Introduction by Patrick Nielsen Hayden
Nielsen Hayden describes the philosophy behind the Starlight series, which is to provide a forum for short science fiction in the tradition of Frederik Pohl's Star Science Fiction, Damon Knight's Orbit, Robert Silverberg's New Dimensions and Terry Carr's Universe. Starlight will feature fiction spanning the entire range of science fiction and fantasy, according to Nielsen Hayden.

"The Dead" by Michael Swanwick
Donald is taken to a business dinner by his sometimes-lover, Courtney. The purpose of the dinner is to persuade Donald to take a position with a company marketing re-animated corpses from sub-Saharan Africa as a new labor force. But there are more personal implications awaiting Donald as well.

"Liza and the Crazy Water Man" by Andy Duncan
A talent scout for a radio show discovers a great new talent in the hills of 1936 South Carolina. But she's had a trial recording session before, and it didn't work out very well.

"Sister Emily's Lightship" by Jane Yolen
Emily Dickenson falls ill at her Amherst home. The strange visitor comes after she recovers.

"The Weighing of Ayre" by Gregory Feeley
Malcolm Weymouth, a Royal Society scientist with a Dutch mother, is forced to spy on Holland during the Anglo-Dutch War.
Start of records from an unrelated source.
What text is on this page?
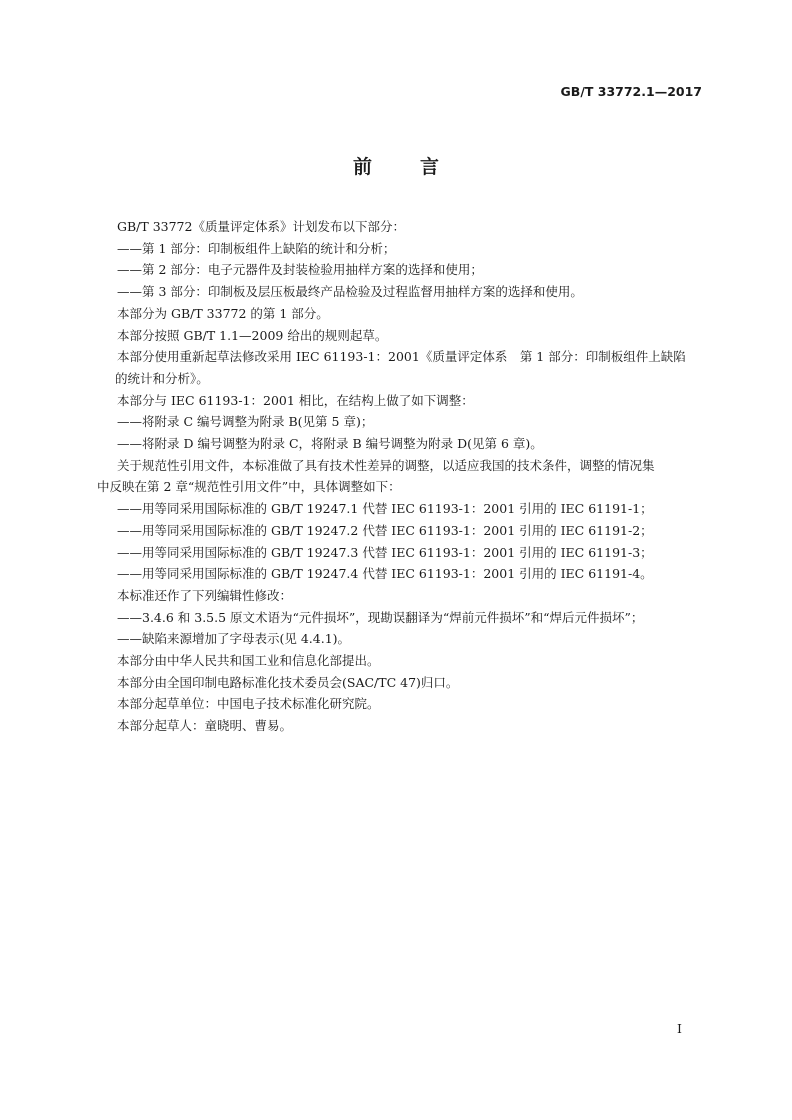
GB/T 33772.1—2017
前言

GB/T 33772《质量评定体系》计划发布以下部分：

——第 1 部分：印制板组件上缺陷的统计和分析；

——第 2 部分：电子元器件及封装检验用抽样方案的选择和使用；

——第 3 部分：印制板及层压板最终产品检验及过程监督用抽样方案的选择和使用。

本部分为 GB/T 33772 的第 1 部分。

本部分按照 GB/T 1.1—2009 给出的规则起草。

本部分使用重新起草法修改采用 IEC 61193-1：2001《质量评定体系　第 1 部分：印制板组件上缺陷

的统计和分析》。

本部分与 IEC 61193-1：2001 相比，在结构上做了如下调整：

——将附录 C 编号调整为附录 B(见第 5 章)；

——将附录 D 编号调整为附录 C，将附录 B 编号调整为附录 D(见第 6 章)。

关于规范性引用文件，本标准做了具有技术性差异的调整，以适应我国的技术条件，调整的情况集

中反映在第 2 章“规范性引用文件”中，具体调整如下：

——用等同采用国际标准的 GB/T 19247.1 代替 IEC 61193-1：2001 引用的 IEC 61191-1；

——用等同采用国际标准的 GB/T 19247.2 代替 IEC 61193-1：2001 引用的 IEC 61191-2；

——用等同采用国际标准的 GB/T 19247.3 代替 IEC 61193-1：2001 引用的 IEC 61191-3；

——用等同采用国际标准的 GB/T 19247.4 代替 IEC 61193-1：2001 引用的 IEC 61191-4。

本标准还作了下列编辑性修改：

——3.4.6 和 3.5.5 原文术语为“元件损坏”，现勘误翻译为“焊前元件损坏”和“焊后元件损坏”；

——缺陷来源增加了字母表示(见 4.4.1)。

本部分由中华人民共和国工业和信息化部提出。

本部分由全国印制电路标准化技术委员会(SAC/TC 47)归口。

本部分起草单位：中国电子技术标准化研究院。

本部分起草人：童晓明、曹易。

I
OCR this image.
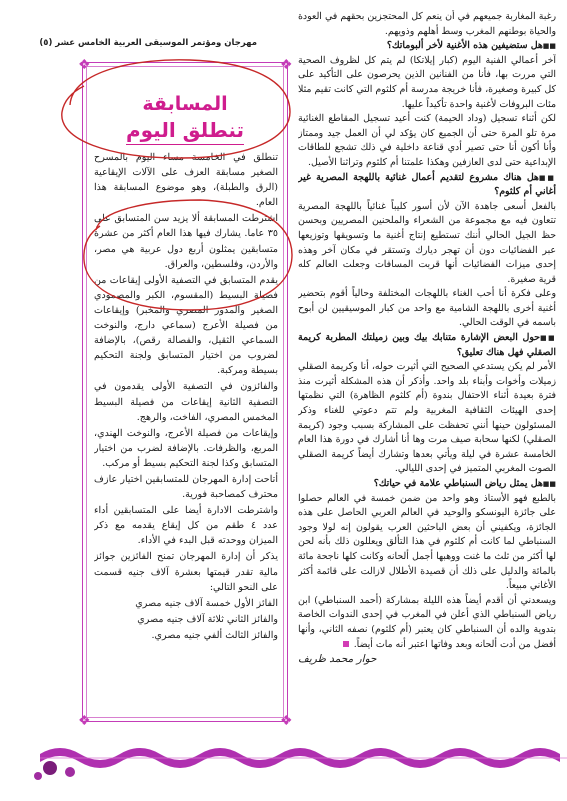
رغبة المغاربة جميعهم في أن ينعم كل المحتجزين بحقهم في العودة والحياة بوطنهم المغرب وسط أهلهم وذويهم.

■■ هل ستضيفين هذه الأغنية لأخر ألبوماتك؟

آخر أعمالي الفنية اليوم (كبار إيلاتكا) لم يتم كل لظروف الصحية التي مررت بها، فأنا من الفنانين الذين يحرصون على التأكيد على كل كبيرة وصغيرة، فأنا خريجة مدرسة أم كلثوم التي كانت تقيم مثلا مئات البروفات لأغنية واحدة تأكيداً عليها.

لكن أثناء تسجيل (وداد الحيمة) كنت أعيد تسجيل المقاطع الغنائية مرة تلو المرة حتى أن الجميع كان يؤكد لي أن العمل جيد وممتاز وأنا أكون أنا حتى تصير أدي قناعة داخلية في ذلك تشجع للطاقات الإبداعية حتى لدى العازفين وهكذا علمتنا أم كلثوم وتراثنا الأصيل.

■■ هل هناك مشروع لتقديم أعمال غنائية باللهجة المصرية غير أغاني أم كلثوم؟

بالفعل أسعى جاهدة الآن لأن أسور كليباً غنائياً باللهجة المصرية تتعاون فيه مع مجموعة من الشعراء والملحنين المصريين وبحسن حظ الجيل الحالي أننك تستطيع إنتاج أغنية ما وتسويقها وتوزيعها عبر الفضائيات دون أن تهجر ديارك وتستقر في مكان آخر وهذه إحدى ميزات الفضائيات أنها قربت المسافات وجعلت العالم كله قرية صغيرة.

وعلى فكرة أنا أحب الغناء باللهجات المختلفة وحالياً أقوم بتحضير أغنية أخرى باللهجة الشامية مع واحد من كبار الموسيقيين لن أبوح باسمه في الوقت الحالي.

■■ حول البعض الإشارة متنابك بيك وبين زميلتك المطربة كريمة الصقلي فهل هناك تعليق؟

الأمر لم يكن يستدعي الصحيح التي أثيرت حوله، أنا وكريمة الصقلي زميلات وأخوات وأبناء بلد واحد. وأذكر أن هذه المشكلة أثيرت منذ فترة بعيدة أثناء الاحتفال بندوة (أم كلثوم الظاهرة) التي نظمتها إحدى الهيئات الثقافية المغربية ولم تتم دعوتي للغناء وذكر المسئولون حينها أنني تحفظت على المشاركة بسبب وجود (كريمة الصقلي) لكنها سحابة صيف مرت وها أنا أشارك في دورة هذا العام الخامسة عشرة في ليلة ويأتي بعدها وتشارك أيضاً كريمة الصقلي الصوت المغربي المتميز في إحدى الليالي.

■■ هل يمثل رياض السنباطي علامة في حياتك؟

بالطبع فهو الأستاذ وهو واحد من ضمن خمسة في العالم حصلوا على جائزة اليونسكو والوحيد في العالم العربي الحاصل على هذه الجائزة، ويكفيني أن بعض الباحثين العرب يقولون إنه لولا وجود السنباطي لما كانت أم كلثوم في هذا التألق ويعللون ذلك بأنه لحن لها أكثر من ثلث ما غنت ووهبها أجمل ألحانه وكانت كلها ناجحة مائة بالمائة والدليل على ذلك أن قصيدة الأطلال لازالت على قائمة أكثر الأغاني مبيعاً.

ويسعدني أن أقدم أيضاً هذه الليلة بمشاركة (أحمد السنباطي) ابن رياض السنباطي الذي أعلن في المغرب في إحدى الندوات الخاصة بتدوية والده أن السنباطي كان يعتبر (أم كلثوم) نصفه الثاني، وأنها أفضل من أدت ألحانه وبعد وفاتها اعتبر أنه مات أيضاً.

حوار محمد ظريف

❖	❖
❖	❖
المسابقة
تنطلق اليوم

تنطلق في الخامسة مساء اليوم بالمسرح الصغير مسابقة العزف على الآلات الإيقاعية (الرق والطبلة)، وهو موضوع المسابقة هذا العام.

اشترطت المسابقة ألا يزيد سن المتسابق على ٣٥ عاما. يشارك فيها هذا العام أكثر من عشرة متسابقين يمثلون أربع دول عربية هي مصر، والأردن، وفلسطين، والعراق.

يقدم المتسابق في التصفية الأولى إيقاعات من فصيلة البسيط (المقسوم، الكبر والمصمودي الصغير والمدور المصري والمخبر) وإيقاعات من فصيلة الأعرج (سماعي دارج، والنوخت السماعي الثقيل، والفصالة رقص)، بالإضافة لضروب من اختيار المتسابق ولجنة التحكيم بسيطة ومركبة.

والفائزون في التصفية الأولى يقدمون في التصفية الثانية إيقاعات من فصيلة البسيط المخمس المصري، الفاخت، والرهج.

وإيقاعات من فصيلة الأعرج، والنوخت الهندي، المربع، والظرفات. بالإضافة لضرب من اختيار المتسابق وكذا لجنة التحكيم بسيط أو مركب.

أتاحت إدارة المهرجان للمتسابقين اختيار عازف محترف كمصاحبة فورية.

واشترطت الادارة أيضا على المتسابقين أداء عدد ٤ طقم من كل إيقاع يقدمه مع ذكر الميزان ووحدته قبل البدء في الأداء.

يذكر أن إدارة المهرجان تمنح الفائزين جوائز مالية تقدر قيمتها بعشرة آلاف جنيه قسمت على النحو التالي:

الفائز الأول خمسة آلاف جنيه مصري

والفائز الثاني ثلاثة آلاف جنيه مصري

والفائز الثالث ألفي جنيه مصري.

مهرجان ومؤتمر الموسيقى العربية الخامس عشر (٥)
The British government is particularly interested in Leeuwenhoeck's discovery of bacteria and Huygens's optical work, hoping for possible military applications.

"Killing the Morrow" by Robert Reed
A man finds himself suddenly living with a woman he doesn't know, as time travelers from the future manipulate the present for their own purposes.

"The Ladies of Grace Adieu" by Susanna Clarke
In the English village of Grace Adieu, three women practice magic that the leading magician of England doesn't believe exists.

"GI Jesus" by Susan Palwick
A woman who doesn't believe in religion tries to comfort her best friend and confronts a heartless priest and medical miracles.

"Waking Beauty" by Martha Soukup
Amy, an office manager, lulls her employees into a dream state in order to spend an uninterrupted romantic afternoon with the charismatic Edward.

"Mengele's Jew" by Carter Scholz
Werner Heisenberg tells Josef Mengele about Schrodinger's thought experiment, in which a cat is placed in a sealed container with radioactive material decaying according to quantum mechanical principles. When the material decays completely, lethal gas is released. According to quantum mechanics, until an observer opens the container, the cat is neither alive nor dead, but in some intermediate state. Mengele suggests that perhaps the cat's consciousness can resolve the uncertainty, but if not, a man's certainly can. He becomes obsessed with trying it on a Jew.

"Erase/Record/Play: A Drama for Print" by John M. Ford
Foreign soldiers have liberated the death camps. Now a psychiatrist, also liberated, describes to an interviewer how re-education camps employing a drug to erase long-term memory became death camps, while his patients act out A Midsummer Night's Dream as therapy.

"I Remember Angels" by Mark Kreighbaum
A man describes one of his childhood memories during the Year of Riots, when he saw police gang-rape a prostitute.

"The Cost to Be Wise" by Maureen F. McHugh
Two anthropologists from Earth come to visit a primitive village on a primitive, long-lost world. But the village, which makes a liquor, is unarmed, and armed nomads arrive to take what they want.